For a long time I would refuse to recap TurboCD base unit and even pay someone else because when I did mine, it was a bit convoluted. Multiple PCB boards with non-removable wires, lots of metal RF shields designed to cut fingers if you didn't throw it away promptly, and a lot of flipping the whole mess of wires and PCB to get every caps done. It wasn't worth the effort for me, I'd sooner pay someone $100 to do any CD base I come across than to fix it again myself. Today PSP was just added to the list. I had a black PSP 2000 but I didn't like plain black color and found an used limited edition PSP that was dead. It took me many hours to take it apart, find out the mainboard was fried and the UMD had ripped cable somehow so I had to move every single parts from my black PSP. 200 parts, 5,000 screws, and 8 aspirins later plus one very stubborn spring, I had to recheck everything and reseat the tiny cables before I got my transplated PSP working again. I figure I spent around 8 hours total, most of those wasted on that stupid spring that refused to let go and refused to come back in. Not worth it, and this was on an official Sony shell not some cheap POS chinese custom colored shell that people on Youtube described as worse. No one could pay me enough to do any PSP models. Is there any systems that you would refuse to repair or mod even if someone paid you?
Dreamcast. I've only modded 5 systems but had 3 that died, the drive units just decided not to read discs anymore during the process and only load to the main menu.
Some systems are very fiddly. I'd always decline handhelds, super tiny screws, tiny flex cable galore fuck it.
Strange, I always found the DC to be a very robust system, and I've worked on a lot of them. Is it possible you used the wrong screws to secure the GD-ROM drive unit? That's a very effective way of killing them.
PS3 controllers. I hate them. Its impossible too get it back together and working at the same time xD
I once sent myself cross eyed trying to solder a 0402 resistor back on a jtag xenon 360, definately get u good at soldering small SMD components. Also screen repairs on iPhone 4, never again, u have to strip it right down to the motherboard, spent 20 mins looking through carpet for a screw barely a mm in size.
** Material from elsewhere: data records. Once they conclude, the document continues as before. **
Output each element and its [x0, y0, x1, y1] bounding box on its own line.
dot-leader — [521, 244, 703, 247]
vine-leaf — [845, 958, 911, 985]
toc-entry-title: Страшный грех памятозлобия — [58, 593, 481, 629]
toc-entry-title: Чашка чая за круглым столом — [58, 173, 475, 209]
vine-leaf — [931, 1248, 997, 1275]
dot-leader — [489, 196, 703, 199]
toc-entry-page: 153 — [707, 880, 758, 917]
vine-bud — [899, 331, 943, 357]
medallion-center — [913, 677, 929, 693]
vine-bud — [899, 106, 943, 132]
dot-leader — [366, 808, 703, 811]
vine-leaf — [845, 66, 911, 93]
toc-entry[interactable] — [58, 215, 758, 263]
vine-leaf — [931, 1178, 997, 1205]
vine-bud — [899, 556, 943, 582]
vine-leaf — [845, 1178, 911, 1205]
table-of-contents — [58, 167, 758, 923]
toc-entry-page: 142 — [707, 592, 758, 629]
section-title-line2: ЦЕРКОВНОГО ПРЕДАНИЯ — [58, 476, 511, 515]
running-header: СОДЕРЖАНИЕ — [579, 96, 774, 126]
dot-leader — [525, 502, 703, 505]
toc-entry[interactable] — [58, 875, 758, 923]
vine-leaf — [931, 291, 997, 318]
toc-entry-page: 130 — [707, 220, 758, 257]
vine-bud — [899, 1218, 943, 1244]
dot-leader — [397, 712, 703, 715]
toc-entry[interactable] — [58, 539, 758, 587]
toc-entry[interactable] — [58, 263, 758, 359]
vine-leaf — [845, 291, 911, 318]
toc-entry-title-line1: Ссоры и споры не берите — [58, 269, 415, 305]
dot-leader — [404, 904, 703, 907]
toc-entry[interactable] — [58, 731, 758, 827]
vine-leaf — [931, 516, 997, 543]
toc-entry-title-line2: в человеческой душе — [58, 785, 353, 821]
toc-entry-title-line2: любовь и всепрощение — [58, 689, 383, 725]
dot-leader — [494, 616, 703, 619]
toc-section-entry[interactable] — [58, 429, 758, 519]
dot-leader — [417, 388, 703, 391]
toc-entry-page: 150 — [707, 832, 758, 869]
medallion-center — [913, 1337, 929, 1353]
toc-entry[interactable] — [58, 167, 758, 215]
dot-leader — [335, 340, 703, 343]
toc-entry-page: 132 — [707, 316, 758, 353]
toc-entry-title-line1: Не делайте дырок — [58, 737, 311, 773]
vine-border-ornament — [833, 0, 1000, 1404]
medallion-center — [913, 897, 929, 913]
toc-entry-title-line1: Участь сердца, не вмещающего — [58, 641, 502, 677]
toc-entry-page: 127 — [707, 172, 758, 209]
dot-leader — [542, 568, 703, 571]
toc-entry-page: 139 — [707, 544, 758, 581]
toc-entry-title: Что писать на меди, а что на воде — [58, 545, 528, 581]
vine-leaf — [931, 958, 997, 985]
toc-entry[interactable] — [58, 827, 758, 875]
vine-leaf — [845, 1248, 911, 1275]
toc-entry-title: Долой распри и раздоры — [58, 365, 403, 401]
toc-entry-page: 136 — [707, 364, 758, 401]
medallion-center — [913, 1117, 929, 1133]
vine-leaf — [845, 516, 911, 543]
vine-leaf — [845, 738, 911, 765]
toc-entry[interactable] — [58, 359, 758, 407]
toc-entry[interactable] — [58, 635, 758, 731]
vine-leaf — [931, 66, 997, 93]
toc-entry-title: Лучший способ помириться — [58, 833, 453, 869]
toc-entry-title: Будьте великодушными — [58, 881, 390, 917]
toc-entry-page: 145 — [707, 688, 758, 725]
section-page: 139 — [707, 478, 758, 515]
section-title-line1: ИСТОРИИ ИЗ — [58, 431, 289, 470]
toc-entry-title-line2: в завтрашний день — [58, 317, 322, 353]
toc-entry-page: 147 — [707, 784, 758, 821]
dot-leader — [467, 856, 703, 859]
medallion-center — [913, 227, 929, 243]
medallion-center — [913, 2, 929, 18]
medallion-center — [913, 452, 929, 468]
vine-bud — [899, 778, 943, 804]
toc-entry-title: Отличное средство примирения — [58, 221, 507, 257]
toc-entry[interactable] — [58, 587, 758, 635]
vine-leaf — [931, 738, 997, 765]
Other than that, if it needs fixing/ modding, I will keep going until it dies or I go insane.
My atomiswave motherboard must have a crack in a trace between pcb layers between a RAM chip and the BGA graphics chip :/ I even replaced the (pretty fiddly) RAM chip, to no avail. I have no idea how I can fix it, there's just no way I can physically do it :/
Any DS with a faulty top screen and Dualshock 3 controllers, those things just explode into a million pieces as soon as they're taken apart.
lol DS3 controllers aren't that bad, though I admit the first time I opened it it was pretty annoying. After you deal with a few of them they're easy to deal with. I generally dislike working with phones and laptops (some are much worse than others), though I didn't "swear them off". They weren't designed to be easily user-serviceable.